How, then, if God should cast you into Turkey, where Mahomet reigns as lord? it is but reckoning that it is the religion and custom of the country, and that which is authorized by the power that is there; wherefore, it is but sticking to your dictates of human nature, and remembering that coming to God by Christ is a thing of an indifferent nature in itself, and then for peace' sake and to sleep in a whole skin, you may comply and do as your superior commands. Why? because in Turkey are your first sort of fundamentals all found; there are men that have human nature and the law of morals written in their hearts; they have also the dictates thereof written within them, which teach them those you call the eternal laws of righteousness: wherefore you both would agree in your essential and immutable differences of good and evil, and differ only about these positive laws—indifferent things.

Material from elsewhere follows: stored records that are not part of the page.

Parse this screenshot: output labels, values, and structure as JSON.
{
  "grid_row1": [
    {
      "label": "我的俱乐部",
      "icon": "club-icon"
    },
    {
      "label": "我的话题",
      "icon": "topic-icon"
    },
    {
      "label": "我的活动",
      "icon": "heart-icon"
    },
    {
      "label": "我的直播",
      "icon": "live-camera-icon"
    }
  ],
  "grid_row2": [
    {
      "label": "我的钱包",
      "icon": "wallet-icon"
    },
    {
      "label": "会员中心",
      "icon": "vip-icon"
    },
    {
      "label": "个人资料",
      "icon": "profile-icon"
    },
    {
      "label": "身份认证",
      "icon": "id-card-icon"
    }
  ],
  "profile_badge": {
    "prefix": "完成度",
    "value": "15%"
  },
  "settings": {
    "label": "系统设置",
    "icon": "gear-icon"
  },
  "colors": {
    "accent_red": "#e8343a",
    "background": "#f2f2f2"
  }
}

Yea, and Mahomet also for the time, because by a custom it is made convenient, might be now accounted worshipful; and the circumstances that attend his worship, especially those of them that clash not with the dictates of your human nature, might also be swallowed down.
Behold you here then, good reader, a glorious Latitudinarian, that can, as to religion, turn and twist like an eel on the hook; or rather like the weathercock that stands on the steeple.